Vingt ans après, que reste-t-il de l’appel d’Heidelberg ?

Le 1er juin 1992, à l’occasion du Sommet de la Terre de Rio de Janeiro, un appel aux chefs d’Etat et de gouvernement réunis à cette occasion a été rendu public. Rédigé deux mois plus tôt à Heidelberg – d’où le nom sous lequel il est connu -, il dénonce « l’émergence d’une idéologie irrationnelle qui s’oppose au progrès scientifique et industriel et nuit au développement économique et social ». Parmi les deux cent soixante-quatre premiers signataires, dont cinquante-deux Prix Nobel, on trouve une majorité de scientifiques (Pierre-Gilles de Gennes, Haroun Tazieff, le géographe Yves Lacoste, le démographe Hervé Le Bras…), mais aussi de nombreux spécialistes des sciences humaines (Luc Ferry, Pierre Bourdieu, Bernard Kalaora…), des médecins (Maurice Tubiana, Julius Axelrod, Henri Atlan…), ainsi que des journalistes et des écrivains (Eugène Ionesco, Umberto Eco…):

« Nous soussignés, membres de la communauté scientifique et intellectuelle internationale, partageons les objectifs du Sommet de la Terre qui se tiendra à Rio de Janeiro sous les auspices des Nations Unies et adhérons aux principes de la présente déclaration.

Nous exprimons la volonté de contribuer pleinement à la préservation de notre héritage commun, la Terre. Toutefois, nous nous inquiétons d’assister, à l’aube du XXIème siècle, à l’émergence d’une idéologie irrationnelle qui s’oppose au progrès scientifique et industriel et nuit au développement économique et social.
Nous affirmons que l’état de nature, parfois idéalisé par des mouvements qui ont tendance à se référer au passé, n’existe pas et n’a probablement jamais existé depuis l’apparition de l’homme dans la biosphère, dans la mesure où l’humanité a toujours progressé en mettant la nature à son service, et non l’inverse.
Nous adhérons totalement aux objectifs d’une écologie scientifique axée sur la prise en compte, le contrôle et la préservation des ressources naturelles.
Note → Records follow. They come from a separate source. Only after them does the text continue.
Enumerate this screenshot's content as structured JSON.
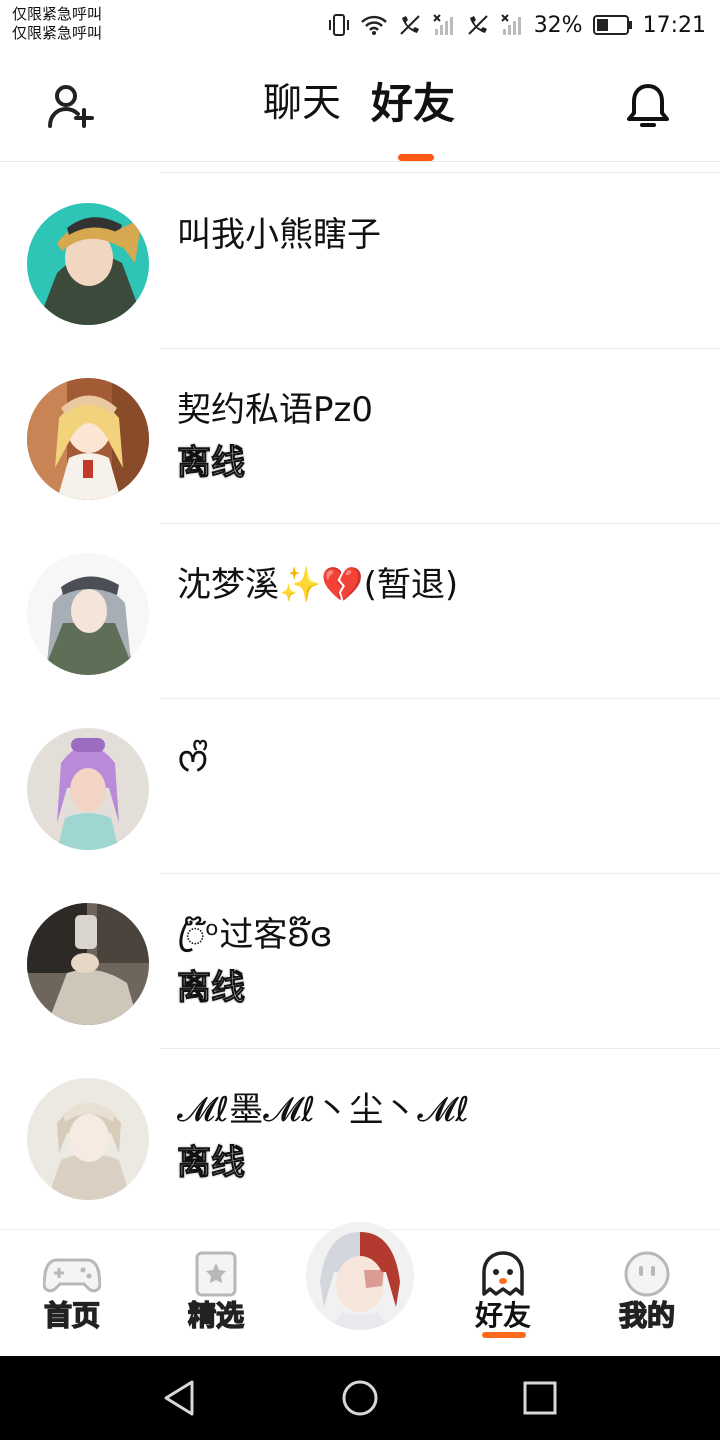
{
  "status_bar": {
    "carrier_line1": "仅限紧急呼叫",
    "carrier_line2": "仅限紧急呼叫",
    "battery": "32%",
    "time": "17:21",
    "icons": [
      "vibrate-icon",
      "wifi-icon",
      "no-call-icon",
      "no-signal-icon",
      "no-call-icon",
      "no-signal-icon",
      "battery-icon"
    ]
  },
  "header": {
    "tab_chat": "聊天",
    "tab_friends": "好友",
    "active_tab": "好友",
    "accent": "#ff5a14"
  },
  "friends": [
    {
      "name": "叫我小熊瞎子",
      "status": "",
      "avatar_colors": [
        "#2ec4b6",
        "#d6a84f",
        "#3a3a3a"
      ]
    },
    {
      "name": "契约私语Pz0",
      "status": "离线",
      "avatar_colors": [
        "#e8c9a0",
        "#f2d27a",
        "#8a4b2a"
      ]
    },
    {
      "name": "沈梦溪✨💔(暂退)",
      "status": "",
      "avatar_colors": [
        "#f4f4f4",
        "#6e7b6a",
        "#9aa0a8"
      ]
    },
    {
      "name": "ᰔᩚ",
      "status": "",
      "avatar_colors": [
        "#e7e3dc",
        "#b98ad8",
        "#f3d4c4"
      ]
    },
    {
      "name": "ꦿ໊ᵒ过客ʚ໊ɞ",
      "status": "离线",
      "avatar_colors": [
        "#2d2a26",
        "#8c8378",
        "#cfc6ba"
      ]
    },
    {
      "name": "𝓜ℓ墨𝓜ℓ丶尘丶𝓜ℓ",
      "status": "离线",
      "avatar_colors": [
        "#efece6",
        "#d9cfc2",
        "#b8a894"
      ]
    }
  ],
  "bottom_nav": {
    "items": [
      {
        "label": "首页",
        "icon": "gamepad-icon"
      },
      {
        "label": "精选",
        "icon": "star-bookmark-icon"
      },
      {
        "label": "好友",
        "icon": "ghost-icon"
      },
      {
        "label": "我的",
        "icon": "face-icon"
      }
    ],
    "active": "好友",
    "center_avatar_colors": [
      "#f2f2f2",
      "#b23a2e",
      "#cfd3d9"
    ]
  }
}
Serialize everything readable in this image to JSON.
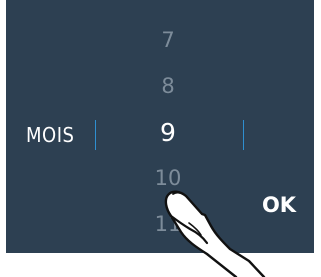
{
  "picker": {
    "label": "MOIS",
    "values": [
      "7",
      "8",
      "9",
      "10",
      "11"
    ],
    "selected": "9"
  },
  "actions": {
    "ok_label": "OK"
  },
  "colors": {
    "panel_bg": "#2d4052",
    "divider": "#2f8fd0",
    "dim_text": "#7d8c9a",
    "active_text": "#ffffff"
  },
  "icons": {
    "overlay": "finger-tap-icon"
  }
}
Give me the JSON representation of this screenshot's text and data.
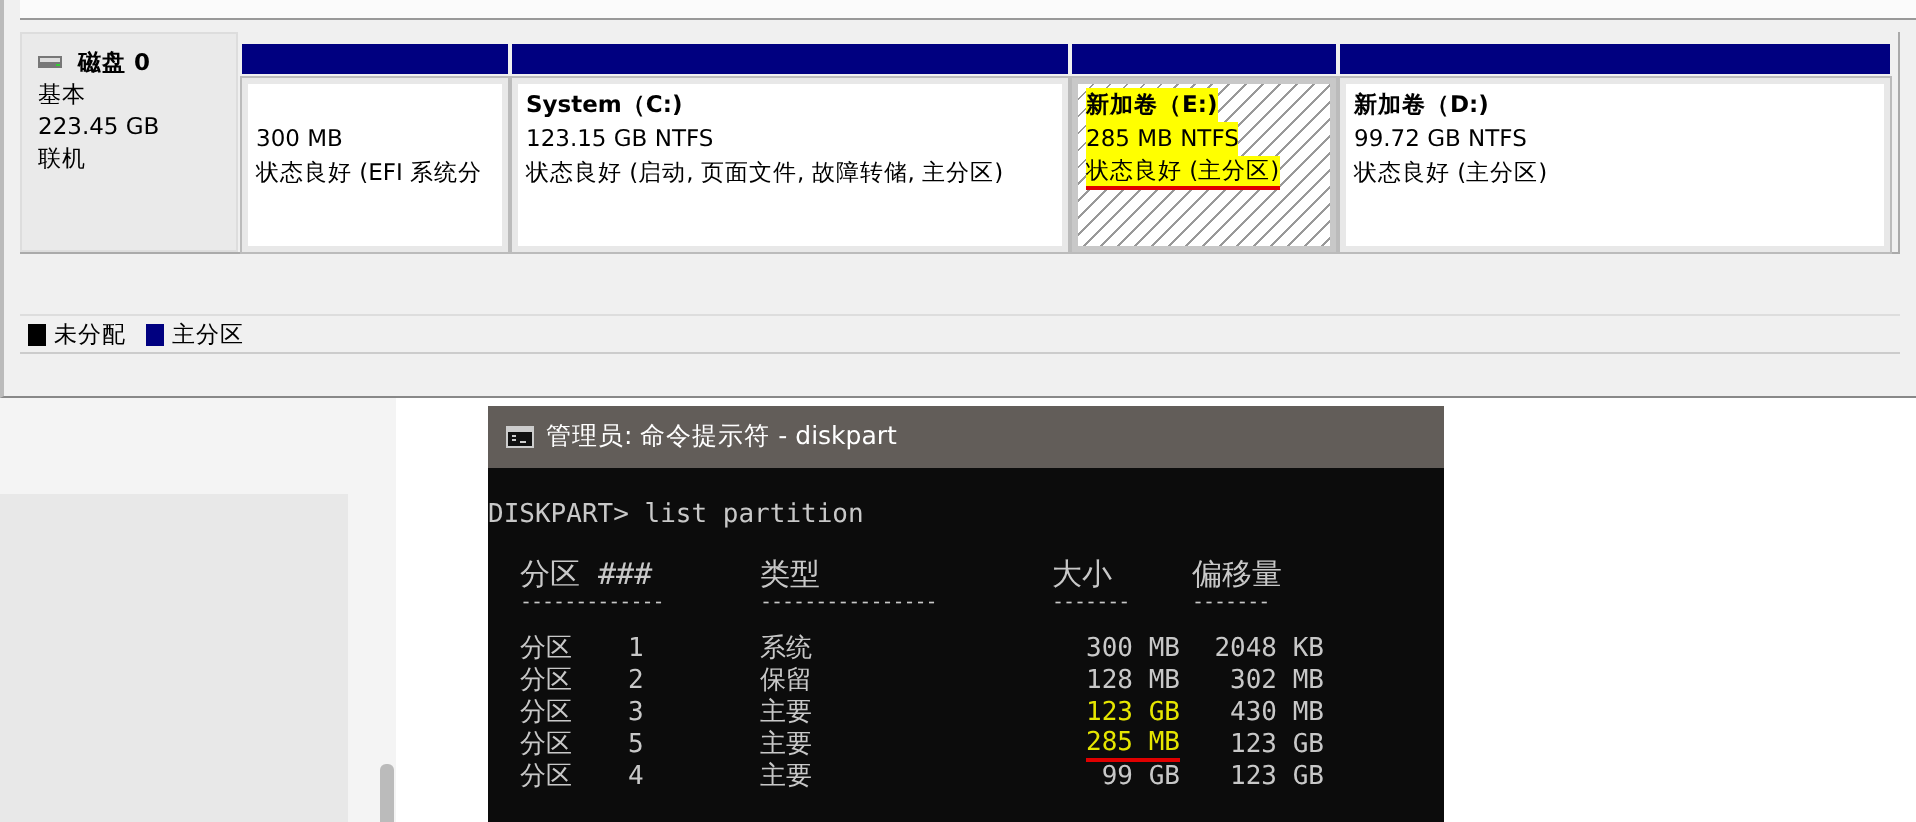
{
  "disk": {
    "name": "磁盘 0",
    "type": "基本",
    "size": "223.45 GB",
    "state": "联机"
  },
  "partitions": [
    {
      "size": "300 MB",
      "status": "状态良好 (EFI 系统分",
      "selected": false,
      "highlighted": false,
      "underlined": false
    },
    {
      "name": "System（C:)",
      "size": "123.15 GB NTFS",
      "status": "状态良好 (启动, 页面文件, 故障转储, 主分区)",
      "selected": false,
      "highlighted": false,
      "underlined": false
    },
    {
      "name": "新加卷（E:)",
      "size": "285 MB NTFS",
      "status": "状态良好 (主分区)",
      "selected": true,
      "highlighted": true,
      "underlined": true
    },
    {
      "name": "新加卷（D:)",
      "size": "99.72 GB NTFS",
      "status": "状态良好 (主分区)",
      "selected": false,
      "highlighted": false,
      "underlined": false
    }
  ],
  "legend": [
    {
      "label": "未分配",
      "color": "#000000"
    },
    {
      "label": "主分区",
      "color": "#000080"
    }
  ],
  "console": {
    "title": "管理员: 命令提示符 - diskpart",
    "command": "DISKPART> list partition",
    "columns": [
      {
        "label": "分区 ###",
        "rule": "-------------"
      },
      {
        "label": "类型",
        "rule": "----------------"
      },
      {
        "label": "大小",
        "rule": "-------"
      },
      {
        "label": "偏移量",
        "rule": "-------"
      }
    ],
    "rows": [
      {
        "name": "分区",
        "number": "1",
        "type": "系统",
        "size": "300 MB",
        "offset": "2048 KB",
        "highlighted": false,
        "underlined": false
      },
      {
        "name": "分区",
        "number": "2",
        "type": "保留",
        "size": "128 MB",
        "offset": "302 MB",
        "highlighted": false,
        "underlined": false
      },
      {
        "name": "分区",
        "number": "3",
        "type": "主要",
        "size": "123 GB",
        "offset": "430 MB",
        "highlighted": true,
        "underlined": false
      },
      {
        "name": "分区",
        "number": "5",
        "type": "主要",
        "size": "285 MB",
        "offset": "123 GB",
        "highlighted": true,
        "underlined": true
      },
      {
        "name": "分区",
        "number": "4",
        "type": "主要",
        "size": "99 GB",
        "offset": "123 GB",
        "highlighted": false,
        "underlined": false
      }
    ]
  }
}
Toutefois, nous demandons formellement par le présent appel que cette prise en compte, ce contrôle et cette préservation soient fondés sur des critères scientifiques et non sur des préjugés irrationnels.
Nous soulignons que nombre d’activités humaines essentielles nécessitent la manipulation de substances dangereuses où s’exercent à proximité de ces substances, et que le progrès et le développement reposent depuis toujours sur une maîtrise grandissante de ces éléments hostiles, pour le bien de l’humanité. Nous considérons par conséquent que l’écologie scientifique n’est rien d’autre que le prolongement de ce progrès constant vers les conditions de vie meilleures pour les générations futures.
Notre intention est d’affirmer la responsabilité et les devoirs de la science envers la société dans son ensemble.
Cependant, nous mettons en garde les autorités responsables du destin de notre planète contre toute décision qui s’appuierait sur des arguments pseudo-scientifiques ou des données fausses ou inappropriées.
Nous attirons l’attention de tous sur l’absolue nécessité d’aider les pays pauvres à atteindre un niveau de développement durable et en harmonie avec celui du reste de la planète, de les protéger contre les nuisances provenant des nations développées, et d’éviter de les enfermer dans un réseau d’obligations irréalistes qui compromettrait à la fois leur indépendance et leur dignité. Les plus grands maux qui menacent notre planète sont l’ignorance et l’oppression, et non pas la science, la technologie et l’industrie, dont les instruments, dans la mesure où ils sont gérés de façon adéquate, sont des outils indispensables qui permettront à l’humanité de venir à bout par elle-même et pour elle-même, de fléaux tels que la surpopulation, la faim et les pandémies.”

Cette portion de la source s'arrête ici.